Thomas Fauré, président-fondateur de la plateforme collaborative souveraine Whaller appelle à une rupture avec le mimétisme technologique qui conduit notre pays à n’envisager l’innovation que dans un rapport de réplication avec les percées américaines.

À intervalles réguliers, la France assiste, émerveillée, à l’avènement d’une avancée technologique porteuse de la promesse d’une « disruption », c’est-à-dire d’un bouleversement général de notre manière de percevoir ou de modifier nos conditions d’existence. Sans nier les mérites de ces innovations souvent venues d’outre-Atlantique, est-il encore permis de s’interroger sur la sidération avec laquelle nous les épousons d'emblée et les déclinons sans recul, au risque de nous disperser et de ne pas nous consacrer nous-mêmes à des développements plus personnels, plus nécessaires ou plus profonds ?

Depuis quelques mois, il est devenu impossible d’ouvrir un journal sans tomber sur un article consacré à une certaine intelligence artificielle générative prétendument capable de réfléchir - ou de travailler - à notre place. C’est presque une gageure de parvenir à ne pas la citer. ChatGPT est littéralement partout ! ChatGPT (pour Generative Pre-trained Transformer, comprenez «transformateur génératif pré-entraîné), est un logiciel créé par l’entreprise OpenAI, en collaboration avec Microsoft. Puisqu'elle est aussi appelée « agent conversationnel», demandons-nous un instant si la France manque à ce point de conversation pour ne plus jurer que par elle…

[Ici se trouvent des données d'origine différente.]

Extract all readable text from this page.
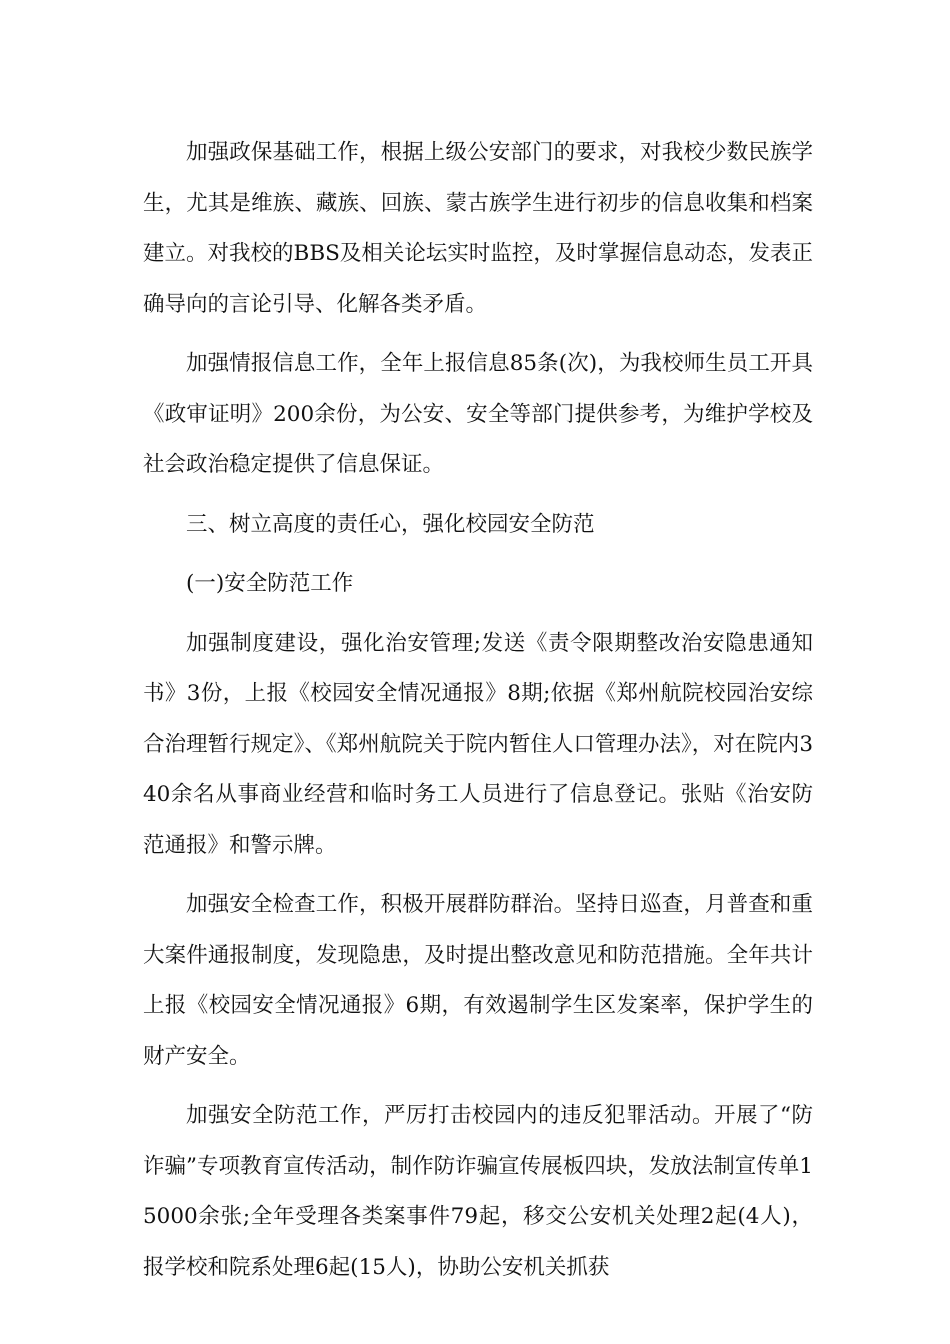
加强政保基础工作，根据上级公安部门的要求，对我校少数民族学生，尤其是维族、藏族、回族、蒙古族学生进行初步的信息收集和档案建立。对我校的BBS及相关论坛实时监控，及时掌握信息动态，发表正确导向的言论引导、化解各类矛盾。

加强情报信息工作，全年上报信息85条(次)，为我校师生员工开具《政审证明》200余份，为公安、安全等部门提供参考，为维护学校及社会政治稳定提供了信息保证。

三、树立高度的责任心，强化校园安全防范

(一)安全防范工作

加强制度建设，强化治安管理;发送《责令限期整改治安隐患通知书》3份，上报《校园安全情况通报》8期;依据《郑州航院校园治安综合治理暂行规定》、《郑州航院关于院内暂住人口管理办法》，对在院内340余名从事商业经营和临时务工人员进行了信息登记。张贴《治安防范通报》和警示牌。

加强安全检查工作，积极开展群防群治。坚持日巡查，月普查和重大案件通报制度，发现隐患，及时提出整改意见和防范措施。全年共计上报《校园安全情况通报》6期，有效遏制学生区发案率，保护学生的财产安全。

加强安全防范工作，严厉打击校园内的违反犯罪活动。开展了“防诈骗”专项教育宣传活动，制作防诈骗宣传展板四块，发放法制宣传单15000余张;全年受理各类案事件79起，移交公安机关处理2起(4人)，报学校和院系处理6起(15人)，协助公安机关抓获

La France coincée entre le psittacisme et l’antonomase

À peine mis à disposition sur Internet, nous nous sommes rués sur ce nouvel outil tellement fascinant. Mais il nous a fallu assez peu de temps pour qu'en France, chacun se demande quand nous aurions notre "propre ChatGPT". C'est hélas l'un des aspects de la course au progrès menée par les Etats-Unis : le psittacisme de la France qui se presse d'adopter les nouveautés venues d’outre-Atlantique. Et elle les épouse plus encore dans leur "narratif" que dans l'usage qu’elle en fait à proprement parler. Il faut donc nous interroger sur notre disposition à accueillir avec un égal enthousiasme, tout ce qui vient de l’extérieur de la France, y compris quand la nouveauté en question porte un tel nom !

De manière spontanée, et par antonomase, nous n’évoquons plus qu’une dénomination commerciale pour désigner ce qui n’est en fait que l’expression particulière d’une technologie née, au moins dans ses fondements, il y a plus de soixante-dix ans. C’est alors que nous nous croyons obligés, dans un double mouvement d’orgueil et de sujétion, de lancer notre propre « ChatGPT », un peu comme, quelques temps auparavant, nous nous étions assigné l’impérieuse mission de donner vie à nos propres « Facebook », « Google » ou plus récemment « Métavers » français. Or nommer ces percées relatives (elles ne sont souvent que l’aboutissement de longs travaux associant chercheurs et nations) c’est déjà attribuer à nos concurrents américains un avantage compétitif difficilement rattrapable. Le nom de la mariée est désormais sur toutes les lèvres, et il est trop tard pour attirer son attention.

Google n’a pas tardé à sortir Bard pour riposter. Et il existe paraît-il « une sorte de ChatGPT français » (sic) dont le nom est Bloom. Qui ne voit que le fait de présenter ainsi cette autre IA affecte ab initio ses chances de percer ? Par ailleurs, on apprenait récemment que LLaMA, le concurrent de ChatGPT proposé par Facebook, avait été conçu par 14 personnes dont 11 ont fait leurs études en France (Polytechnique, Normale Sup). N’est-ce pas délicieusement ironique ?"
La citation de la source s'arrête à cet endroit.